Unit OPTIC AND MODERN PHYSICS
- Course
- Optics and optometry
- Study-unit Code
- A002463
- Location
- TERNI
- Curriculum
- Ottica avanzata
- Teacher
- Giovanni Carlotti
- Teachers
-
- Giovanni Carlotti
- Hours
- 42 ore - Giovanni Carlotti
- CFU
- 6
- Course Regulation
- Coorte 2022
- Offered
- 2024/25
- Learning activities
- Caratterizzante
- Area
- Microfisico e della struttura della materia
- Academic discipline
- FIS/04
- Type of study-unit
- Obbligatorio (Required)
- Type of learning activities
- Attività formativa monodisciplinare
- Language of instruction
- ITALIAN
- Contents
- Impact of Optics in Twentieth Century Physics. Advanced optical technologies and their use in the field of physics.
- Reference texts
- G. Gamow
Thirty Years that Shook Physics: The Story of Quantum Theory .
S.O. Kasap. Optoelectronics and Photonics - Principles and Practices
Additional material provided by the Teacher - Educational objectives
- The main objective of the course is to illustrate how some of the essential ideas of modern physics have developed around optics and how these ideas, in turn, needed optics to establish themselves. The student will become aware of the great importance, constant in the temporal development of Physics, of its discipline for fundamental research.
The main skills that the course aims to transmit are:
- know how to frame the acquired notions in a broad conceptual and historical context;
- knowing how to grasp the fundamental potential of discovery embedded into experiments, techniques, tools typical of the practice of Optics. - Prerequisites
- Arguments of the Physics courses of the first two years
- Teaching methods
- Face-to-face lectures; use of multimedia material
- Learning verification modality
- The exam includes an oral test which consists of a discussion aimed at ascertaining the level of knowledge and understanding achieved by the student on the theoretical and methodological contents indicated in the program. The oral test will allow you to verify the student's communication skills with language skills and independent organization of the presentation on the same topics with theoretical content.
For information on support services for students with disabilities and/or DSA, please refer to the page http://www.unipg.it/disabilita-e-dsa - Extended program
- Situation of Physics at the end of the nineteenth century. Aether hypothesis and formulation of the theory of special relativity. Michelson Morley Experience. Black body radiation. Stefan-Boltzman law and Wien's laws. Raileigh-Jeans attempt. Plank's hypothesis. Quantization of energy and formulation of the law relating to spectral density as a function of frequency and temperature. Photoelectric effect and its interpretation. The photon. Compton effect.

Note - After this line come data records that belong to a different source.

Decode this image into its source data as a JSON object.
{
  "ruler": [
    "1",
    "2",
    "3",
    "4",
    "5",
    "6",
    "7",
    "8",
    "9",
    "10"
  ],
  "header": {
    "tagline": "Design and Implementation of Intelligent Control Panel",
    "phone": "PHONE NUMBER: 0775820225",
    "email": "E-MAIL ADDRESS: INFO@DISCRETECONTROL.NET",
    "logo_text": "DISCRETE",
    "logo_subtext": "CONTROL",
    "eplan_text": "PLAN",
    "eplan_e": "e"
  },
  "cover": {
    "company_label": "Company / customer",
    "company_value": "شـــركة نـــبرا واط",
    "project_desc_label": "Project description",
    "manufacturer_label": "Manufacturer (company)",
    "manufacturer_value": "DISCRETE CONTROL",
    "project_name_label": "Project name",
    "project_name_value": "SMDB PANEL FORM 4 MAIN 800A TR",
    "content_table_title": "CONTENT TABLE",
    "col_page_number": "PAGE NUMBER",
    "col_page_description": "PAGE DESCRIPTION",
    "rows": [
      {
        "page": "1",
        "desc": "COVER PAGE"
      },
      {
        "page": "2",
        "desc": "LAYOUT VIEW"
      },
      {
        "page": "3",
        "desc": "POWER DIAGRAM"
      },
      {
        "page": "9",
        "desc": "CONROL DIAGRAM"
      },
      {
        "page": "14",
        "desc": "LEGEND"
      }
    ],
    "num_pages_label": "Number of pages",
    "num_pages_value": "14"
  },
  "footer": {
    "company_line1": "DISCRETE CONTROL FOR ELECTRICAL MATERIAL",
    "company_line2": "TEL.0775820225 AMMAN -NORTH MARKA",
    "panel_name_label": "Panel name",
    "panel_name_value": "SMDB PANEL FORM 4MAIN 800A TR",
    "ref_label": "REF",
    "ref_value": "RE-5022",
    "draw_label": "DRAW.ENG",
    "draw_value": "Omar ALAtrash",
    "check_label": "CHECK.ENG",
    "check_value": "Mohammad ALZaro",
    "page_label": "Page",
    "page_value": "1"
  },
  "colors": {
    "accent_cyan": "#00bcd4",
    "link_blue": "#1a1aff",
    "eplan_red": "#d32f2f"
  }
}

Recalls on Rutherford's experiment and Bohr's atomic model. Stationary states. De Broglie hypothesis. Schroedinger equation. Probabilistic interpretation of the wave function. Comparison with the D'Alambert equation for electromagnetic waves. Dispersion of the free particle. Stationary solutions. Free particle and wavepacket dispersion. Heisenberg uncertainty principle.
Notes on the application of the Schroedinger equation to one-dimensional problems: step and potential barrier. Tunnel effect. Infinite, one-dimensional and three-dimensional potential hole. Harmonic oscillator. Potential well of finite height. Hydrogen atom. Energy levels, orbitals and quantum numbers.
Introduction to lasers. Stimulated emission. Einstein coefficients. Population inversion. Threshold gain coefficient and pumping mechanisms. Two, three and four level lasers. Homogeneous and non-homogeneous laser line broadening mechanisms. Natural enlargement and by the Doppler effect. Coherence time and length. Longitudinal and transverse modes.
Optical cavities. Gaussian beams, transverse modes and stability conditions. Pulsed lasers. Mode locking and Q-Switcing.
Recall on the quantum description of the electron gas in metals. Energy bands and semiconductor materials. LED and diode laser. Materials and technologies.
Guided propagation in thin layers. TE and TM modes, even and odd. Mode dispersion. Number V. Symmetrical and asymmetrical guide.
Index jump optical guides. Guided modes in LP approximation. Attenuation. Material dispersion, intermodal, intramodal and polarization. Graded index fibers.
Coupled modes theory. Synchronous and asynchronous, directional and counter-directional coupling. Examples and applications.
Recall on the propagation of light in anisotropic crystals. Delay foils. Electro-optic effect. Longitudinal and transversal electro-optic modulators. Acousto-optical effect. Bragg and Raman-Nath modulators.
Optical spectroscopy. Grating-based spectroscopes, Michelson and Fabry Perot interferometers.
Light intensity detectors. Responsivity. Photomultipliers. Photoconductive detectors. Photodiodes: photoconductive mode and photovoltaic mode. Noise and frequency response. Solar cells and conversion of solar energy into electricity.